5 Good Eating Habits

What you eat shapes your body. Good eating habits help boost your energy levels, reduce stress and anxiety and give you a healthy body shape. Poor diet habits can lead to overweight, high blood pressure, tooth decay and some heart diseases.

The first step in changing your diet is to make a list of your unhealthy eating habits and the cues that trigger them. This could be sitting beside a vending machine at work or seeing a plate of doughnuts at the morning staff meeting. Alternatively it could be feeling tired or stressed and thinking food will give you a lift. Circle the cues you face on a regular basis and start to think about ways you might change these habits.
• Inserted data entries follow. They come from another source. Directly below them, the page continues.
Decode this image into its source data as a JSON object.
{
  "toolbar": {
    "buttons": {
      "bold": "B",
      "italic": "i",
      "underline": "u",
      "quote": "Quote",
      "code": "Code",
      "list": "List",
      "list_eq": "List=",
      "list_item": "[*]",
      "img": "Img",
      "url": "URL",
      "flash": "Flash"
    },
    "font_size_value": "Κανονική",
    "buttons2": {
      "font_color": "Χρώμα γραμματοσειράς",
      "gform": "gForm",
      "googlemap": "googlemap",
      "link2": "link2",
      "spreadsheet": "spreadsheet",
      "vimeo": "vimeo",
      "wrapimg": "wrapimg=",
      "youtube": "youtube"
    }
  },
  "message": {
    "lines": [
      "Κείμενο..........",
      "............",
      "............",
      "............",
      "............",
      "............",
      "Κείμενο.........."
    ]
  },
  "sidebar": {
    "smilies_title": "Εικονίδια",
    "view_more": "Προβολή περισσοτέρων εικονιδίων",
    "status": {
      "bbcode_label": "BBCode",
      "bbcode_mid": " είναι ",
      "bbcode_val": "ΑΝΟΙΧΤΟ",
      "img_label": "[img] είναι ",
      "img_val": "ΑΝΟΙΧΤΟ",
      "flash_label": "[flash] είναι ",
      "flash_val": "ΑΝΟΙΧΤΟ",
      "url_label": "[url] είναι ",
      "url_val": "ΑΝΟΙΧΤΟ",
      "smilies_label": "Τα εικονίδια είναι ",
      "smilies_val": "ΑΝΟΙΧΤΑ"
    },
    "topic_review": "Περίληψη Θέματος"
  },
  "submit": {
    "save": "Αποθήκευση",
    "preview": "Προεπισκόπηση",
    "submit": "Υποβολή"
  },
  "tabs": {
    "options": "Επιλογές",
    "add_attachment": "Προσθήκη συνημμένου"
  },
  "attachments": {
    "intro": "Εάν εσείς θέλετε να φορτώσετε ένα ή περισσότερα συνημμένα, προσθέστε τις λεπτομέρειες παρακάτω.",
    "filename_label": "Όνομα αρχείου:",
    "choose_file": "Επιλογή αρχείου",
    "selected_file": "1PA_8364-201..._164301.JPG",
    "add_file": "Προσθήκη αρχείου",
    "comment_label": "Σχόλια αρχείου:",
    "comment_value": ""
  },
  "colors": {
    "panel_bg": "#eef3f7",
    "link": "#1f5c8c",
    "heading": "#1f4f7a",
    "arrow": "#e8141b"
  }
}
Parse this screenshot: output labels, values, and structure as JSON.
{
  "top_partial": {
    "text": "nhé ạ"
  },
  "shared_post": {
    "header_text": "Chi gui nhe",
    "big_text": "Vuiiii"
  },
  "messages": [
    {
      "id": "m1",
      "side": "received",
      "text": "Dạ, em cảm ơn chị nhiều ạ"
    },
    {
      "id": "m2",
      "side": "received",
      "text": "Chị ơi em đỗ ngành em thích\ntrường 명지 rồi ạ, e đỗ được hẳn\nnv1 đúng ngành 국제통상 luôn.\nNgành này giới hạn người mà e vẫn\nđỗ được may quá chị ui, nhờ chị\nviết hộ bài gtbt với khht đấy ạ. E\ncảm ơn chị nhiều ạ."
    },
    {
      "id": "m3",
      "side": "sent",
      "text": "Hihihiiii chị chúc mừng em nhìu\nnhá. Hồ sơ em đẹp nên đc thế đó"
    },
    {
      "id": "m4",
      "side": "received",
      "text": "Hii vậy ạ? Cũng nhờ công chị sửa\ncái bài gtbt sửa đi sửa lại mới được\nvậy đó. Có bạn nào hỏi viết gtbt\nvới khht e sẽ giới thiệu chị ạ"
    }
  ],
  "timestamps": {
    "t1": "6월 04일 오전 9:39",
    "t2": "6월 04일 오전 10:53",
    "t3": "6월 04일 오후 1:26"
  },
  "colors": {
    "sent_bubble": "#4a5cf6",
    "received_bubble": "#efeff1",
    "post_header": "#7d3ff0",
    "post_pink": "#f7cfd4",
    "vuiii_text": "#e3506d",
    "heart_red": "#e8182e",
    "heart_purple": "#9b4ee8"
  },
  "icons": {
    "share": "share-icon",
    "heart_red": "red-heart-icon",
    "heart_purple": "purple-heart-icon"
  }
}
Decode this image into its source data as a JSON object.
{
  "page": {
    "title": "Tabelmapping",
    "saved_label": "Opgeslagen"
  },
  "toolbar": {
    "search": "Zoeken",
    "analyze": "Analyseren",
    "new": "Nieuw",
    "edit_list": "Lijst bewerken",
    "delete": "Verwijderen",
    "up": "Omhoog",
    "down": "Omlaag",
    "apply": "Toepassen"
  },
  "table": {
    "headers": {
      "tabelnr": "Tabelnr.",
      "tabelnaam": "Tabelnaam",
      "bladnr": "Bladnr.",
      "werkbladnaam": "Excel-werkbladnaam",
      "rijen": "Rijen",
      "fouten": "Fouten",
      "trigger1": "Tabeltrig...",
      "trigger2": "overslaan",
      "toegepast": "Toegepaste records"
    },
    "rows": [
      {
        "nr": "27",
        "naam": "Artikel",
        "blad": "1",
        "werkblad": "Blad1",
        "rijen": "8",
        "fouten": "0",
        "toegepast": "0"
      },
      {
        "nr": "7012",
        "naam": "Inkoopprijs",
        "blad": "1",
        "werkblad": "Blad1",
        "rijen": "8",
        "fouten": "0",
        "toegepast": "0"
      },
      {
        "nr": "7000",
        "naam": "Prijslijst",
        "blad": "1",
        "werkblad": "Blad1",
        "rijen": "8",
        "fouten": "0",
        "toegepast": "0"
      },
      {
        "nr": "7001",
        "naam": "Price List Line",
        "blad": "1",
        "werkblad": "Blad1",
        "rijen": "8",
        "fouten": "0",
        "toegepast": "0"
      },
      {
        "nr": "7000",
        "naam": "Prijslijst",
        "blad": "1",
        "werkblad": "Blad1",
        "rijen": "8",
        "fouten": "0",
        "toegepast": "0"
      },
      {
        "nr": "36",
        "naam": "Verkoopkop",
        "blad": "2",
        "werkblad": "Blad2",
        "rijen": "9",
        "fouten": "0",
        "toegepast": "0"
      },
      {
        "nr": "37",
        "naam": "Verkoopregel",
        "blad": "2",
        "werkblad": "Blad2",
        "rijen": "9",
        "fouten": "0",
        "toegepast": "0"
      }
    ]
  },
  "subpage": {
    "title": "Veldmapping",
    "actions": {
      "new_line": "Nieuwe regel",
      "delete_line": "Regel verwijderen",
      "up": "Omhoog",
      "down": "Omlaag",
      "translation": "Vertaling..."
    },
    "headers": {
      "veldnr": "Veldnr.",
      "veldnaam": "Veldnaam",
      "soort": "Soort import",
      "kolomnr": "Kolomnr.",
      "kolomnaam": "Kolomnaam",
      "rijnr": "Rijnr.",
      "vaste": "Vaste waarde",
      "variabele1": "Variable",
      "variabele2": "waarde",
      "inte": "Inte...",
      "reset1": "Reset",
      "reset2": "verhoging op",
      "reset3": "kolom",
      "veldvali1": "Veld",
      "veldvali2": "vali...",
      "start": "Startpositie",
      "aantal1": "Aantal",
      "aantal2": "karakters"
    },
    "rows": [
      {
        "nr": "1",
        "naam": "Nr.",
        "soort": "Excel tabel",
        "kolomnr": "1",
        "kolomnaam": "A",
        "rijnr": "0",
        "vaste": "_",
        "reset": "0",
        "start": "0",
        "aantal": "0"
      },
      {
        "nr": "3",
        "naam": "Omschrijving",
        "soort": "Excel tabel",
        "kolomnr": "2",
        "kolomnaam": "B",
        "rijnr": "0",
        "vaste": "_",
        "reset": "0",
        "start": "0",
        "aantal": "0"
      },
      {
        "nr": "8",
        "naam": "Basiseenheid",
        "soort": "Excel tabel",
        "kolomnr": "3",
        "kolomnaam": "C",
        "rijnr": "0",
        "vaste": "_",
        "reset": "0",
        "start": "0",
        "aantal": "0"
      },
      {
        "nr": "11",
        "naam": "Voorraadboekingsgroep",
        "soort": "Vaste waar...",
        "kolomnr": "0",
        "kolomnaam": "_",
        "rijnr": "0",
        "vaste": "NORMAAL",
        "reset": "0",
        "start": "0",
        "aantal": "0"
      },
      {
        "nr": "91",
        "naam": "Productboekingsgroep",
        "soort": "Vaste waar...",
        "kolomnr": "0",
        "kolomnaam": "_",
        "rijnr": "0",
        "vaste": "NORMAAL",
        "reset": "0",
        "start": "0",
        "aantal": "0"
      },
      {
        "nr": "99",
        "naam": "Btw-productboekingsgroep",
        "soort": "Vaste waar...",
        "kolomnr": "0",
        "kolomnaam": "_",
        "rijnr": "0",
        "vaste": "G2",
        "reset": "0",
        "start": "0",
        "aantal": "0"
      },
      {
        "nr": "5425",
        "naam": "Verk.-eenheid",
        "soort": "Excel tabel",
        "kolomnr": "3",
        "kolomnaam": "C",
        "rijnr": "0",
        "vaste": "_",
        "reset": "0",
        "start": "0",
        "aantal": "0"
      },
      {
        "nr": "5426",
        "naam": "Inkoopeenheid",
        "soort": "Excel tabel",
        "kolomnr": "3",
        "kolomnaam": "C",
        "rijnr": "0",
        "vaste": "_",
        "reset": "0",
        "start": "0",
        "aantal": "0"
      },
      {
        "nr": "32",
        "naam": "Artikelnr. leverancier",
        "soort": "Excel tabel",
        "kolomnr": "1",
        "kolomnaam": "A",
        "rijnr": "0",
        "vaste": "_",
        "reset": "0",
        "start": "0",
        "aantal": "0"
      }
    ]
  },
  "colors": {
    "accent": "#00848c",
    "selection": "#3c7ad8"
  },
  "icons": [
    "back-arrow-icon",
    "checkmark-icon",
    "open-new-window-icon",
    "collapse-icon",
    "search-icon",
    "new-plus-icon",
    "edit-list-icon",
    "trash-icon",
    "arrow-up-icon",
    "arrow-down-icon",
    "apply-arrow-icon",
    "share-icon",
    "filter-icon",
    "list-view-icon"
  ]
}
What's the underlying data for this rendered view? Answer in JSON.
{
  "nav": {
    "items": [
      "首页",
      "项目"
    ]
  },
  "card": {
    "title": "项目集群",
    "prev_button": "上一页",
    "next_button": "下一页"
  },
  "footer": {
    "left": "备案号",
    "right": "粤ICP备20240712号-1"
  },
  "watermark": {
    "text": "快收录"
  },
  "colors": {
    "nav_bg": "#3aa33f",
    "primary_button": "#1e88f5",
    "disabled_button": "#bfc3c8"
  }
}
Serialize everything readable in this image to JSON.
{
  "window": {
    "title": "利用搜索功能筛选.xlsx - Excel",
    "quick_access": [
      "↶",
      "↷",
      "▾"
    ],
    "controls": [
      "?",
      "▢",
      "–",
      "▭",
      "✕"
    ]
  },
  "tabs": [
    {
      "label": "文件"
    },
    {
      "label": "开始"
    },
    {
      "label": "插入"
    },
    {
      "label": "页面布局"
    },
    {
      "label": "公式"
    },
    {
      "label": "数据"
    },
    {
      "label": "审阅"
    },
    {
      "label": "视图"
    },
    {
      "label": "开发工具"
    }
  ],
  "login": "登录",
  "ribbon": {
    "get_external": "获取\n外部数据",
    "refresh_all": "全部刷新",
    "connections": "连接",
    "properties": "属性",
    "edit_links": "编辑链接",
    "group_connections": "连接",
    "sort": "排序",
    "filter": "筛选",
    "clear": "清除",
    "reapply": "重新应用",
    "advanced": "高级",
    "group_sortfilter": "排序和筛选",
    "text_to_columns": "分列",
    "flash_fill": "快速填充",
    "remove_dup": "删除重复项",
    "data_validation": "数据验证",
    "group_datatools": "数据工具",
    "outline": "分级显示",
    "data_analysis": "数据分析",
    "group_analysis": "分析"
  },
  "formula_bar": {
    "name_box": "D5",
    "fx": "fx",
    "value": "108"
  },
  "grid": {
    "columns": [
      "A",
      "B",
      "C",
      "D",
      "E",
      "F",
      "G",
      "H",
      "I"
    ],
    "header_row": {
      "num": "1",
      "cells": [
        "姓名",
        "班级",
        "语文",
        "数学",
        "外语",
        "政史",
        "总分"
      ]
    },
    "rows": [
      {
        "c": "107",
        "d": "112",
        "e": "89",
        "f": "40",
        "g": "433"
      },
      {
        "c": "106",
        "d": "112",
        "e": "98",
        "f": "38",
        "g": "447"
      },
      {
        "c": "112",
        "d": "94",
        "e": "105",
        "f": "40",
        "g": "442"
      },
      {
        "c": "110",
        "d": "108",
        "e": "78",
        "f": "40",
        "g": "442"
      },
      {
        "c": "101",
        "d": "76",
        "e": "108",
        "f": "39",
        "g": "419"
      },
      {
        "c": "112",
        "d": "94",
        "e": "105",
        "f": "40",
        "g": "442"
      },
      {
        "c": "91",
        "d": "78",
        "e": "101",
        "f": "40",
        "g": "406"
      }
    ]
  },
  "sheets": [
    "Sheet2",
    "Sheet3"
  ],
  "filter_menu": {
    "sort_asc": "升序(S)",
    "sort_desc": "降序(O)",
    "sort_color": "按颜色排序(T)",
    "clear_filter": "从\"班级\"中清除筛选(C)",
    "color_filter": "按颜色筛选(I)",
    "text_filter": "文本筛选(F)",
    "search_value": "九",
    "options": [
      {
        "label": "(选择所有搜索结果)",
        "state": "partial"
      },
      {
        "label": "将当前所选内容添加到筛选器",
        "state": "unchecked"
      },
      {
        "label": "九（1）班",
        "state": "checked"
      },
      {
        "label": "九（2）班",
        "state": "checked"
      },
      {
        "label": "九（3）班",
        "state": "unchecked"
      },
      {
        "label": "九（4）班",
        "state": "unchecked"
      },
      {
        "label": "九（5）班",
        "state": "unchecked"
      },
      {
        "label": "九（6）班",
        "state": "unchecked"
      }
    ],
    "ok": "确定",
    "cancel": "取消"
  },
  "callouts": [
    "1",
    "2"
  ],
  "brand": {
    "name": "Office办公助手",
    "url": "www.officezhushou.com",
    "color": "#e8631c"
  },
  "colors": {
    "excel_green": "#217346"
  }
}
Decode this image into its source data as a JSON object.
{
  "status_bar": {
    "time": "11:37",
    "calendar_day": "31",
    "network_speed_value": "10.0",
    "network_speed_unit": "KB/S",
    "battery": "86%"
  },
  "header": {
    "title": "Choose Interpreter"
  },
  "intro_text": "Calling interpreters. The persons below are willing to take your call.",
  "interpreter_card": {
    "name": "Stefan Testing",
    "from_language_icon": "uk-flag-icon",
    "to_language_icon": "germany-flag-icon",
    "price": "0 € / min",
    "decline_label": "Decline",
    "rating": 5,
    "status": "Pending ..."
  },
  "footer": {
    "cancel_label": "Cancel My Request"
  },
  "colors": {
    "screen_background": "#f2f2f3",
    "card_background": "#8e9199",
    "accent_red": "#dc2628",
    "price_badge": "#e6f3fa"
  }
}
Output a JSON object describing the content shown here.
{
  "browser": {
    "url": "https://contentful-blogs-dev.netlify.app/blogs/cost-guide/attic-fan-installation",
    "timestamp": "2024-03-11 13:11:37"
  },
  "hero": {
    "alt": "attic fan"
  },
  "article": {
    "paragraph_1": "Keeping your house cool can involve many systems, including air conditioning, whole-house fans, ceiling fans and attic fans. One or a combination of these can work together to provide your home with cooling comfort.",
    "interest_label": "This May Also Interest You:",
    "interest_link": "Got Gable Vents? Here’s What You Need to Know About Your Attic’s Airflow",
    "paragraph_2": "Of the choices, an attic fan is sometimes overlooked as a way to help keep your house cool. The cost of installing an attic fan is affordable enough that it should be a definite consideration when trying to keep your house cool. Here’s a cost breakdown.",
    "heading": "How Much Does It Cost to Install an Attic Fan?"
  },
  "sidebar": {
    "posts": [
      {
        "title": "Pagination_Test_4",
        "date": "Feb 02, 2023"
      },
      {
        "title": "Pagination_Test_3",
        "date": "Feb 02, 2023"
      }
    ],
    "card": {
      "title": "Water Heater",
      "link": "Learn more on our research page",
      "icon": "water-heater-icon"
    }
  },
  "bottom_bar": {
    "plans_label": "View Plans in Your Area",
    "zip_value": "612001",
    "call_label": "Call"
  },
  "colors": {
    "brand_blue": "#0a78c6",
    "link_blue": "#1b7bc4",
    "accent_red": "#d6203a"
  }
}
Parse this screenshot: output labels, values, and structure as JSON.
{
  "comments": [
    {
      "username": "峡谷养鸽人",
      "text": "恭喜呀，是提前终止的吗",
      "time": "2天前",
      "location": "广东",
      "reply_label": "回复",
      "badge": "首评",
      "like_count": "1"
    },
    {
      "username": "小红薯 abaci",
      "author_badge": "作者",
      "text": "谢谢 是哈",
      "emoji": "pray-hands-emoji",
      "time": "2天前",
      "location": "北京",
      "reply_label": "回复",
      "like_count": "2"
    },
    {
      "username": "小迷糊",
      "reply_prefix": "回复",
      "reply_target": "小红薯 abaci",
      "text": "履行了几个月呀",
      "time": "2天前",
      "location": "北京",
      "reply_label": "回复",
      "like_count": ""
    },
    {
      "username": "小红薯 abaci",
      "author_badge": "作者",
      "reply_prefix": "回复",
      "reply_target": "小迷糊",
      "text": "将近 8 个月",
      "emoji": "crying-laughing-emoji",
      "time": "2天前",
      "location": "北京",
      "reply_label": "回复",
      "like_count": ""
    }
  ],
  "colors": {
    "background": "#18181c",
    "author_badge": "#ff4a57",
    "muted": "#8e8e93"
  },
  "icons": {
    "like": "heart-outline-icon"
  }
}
Aim to eat a variety of foods and drinks that contain all the major nutrients, including protein, carbohydrates, fats and fibre. This means a mix of fruit, vegetables, dairy, lean meats and grains. It is important to include different colours as this will provide a range of vitamins and minerals, for example oranges will give you vitamin A and C. Try to include a source of protein with every meal. The simplest way to do this is to eat a small amount of fish or chicken.

Avoid processed or packaged foods, which can be high in added sugar, salt and saturated fat. These foods can also be high in kilojoules. When you do eat out or get takeaway, limit the meals that are deep fried and pastry based. Instead choose bread based meals like wraps, kebabs, souvlaki or hamburgers and add a salad to cut down on kilojoules and sodium.

Swap butter, lard or ghee for vegetable oil or reduced-fat spreads. These can help to lower your cholesterol and triglyceride levels. Adding vegetables and fruits to your meals can also help reduce saturated fat intake.

Limit red meat, which is often high in saturated fat and can increase your risk of heart disease. Instead opt for lean cuts of meat or consider a plant-based alternative like a bean burger.

Drink plenty of water – it’s the best thing to drink for hydration. It will also aid digestion and cleanse your system of toxins.

Learn to taste your food – enjoy the texture, flavours and aromas. This can help slow down your eating and help you recognise when you are full.

Ask a friend, partner or family member to support you in your healthy eating journey. Find someone who is willing to encourage and check in with you regularly to keep you on track. You can also join online communities or apps that are designed to help keep you on track and connect with others.

Remember that making changes to your diet can be hard at first. However, it will become easier as you start to develop new eating habits and notice the positive changes in your health, wellbeing and energy levels. The key is to be kind to yourself and be patient.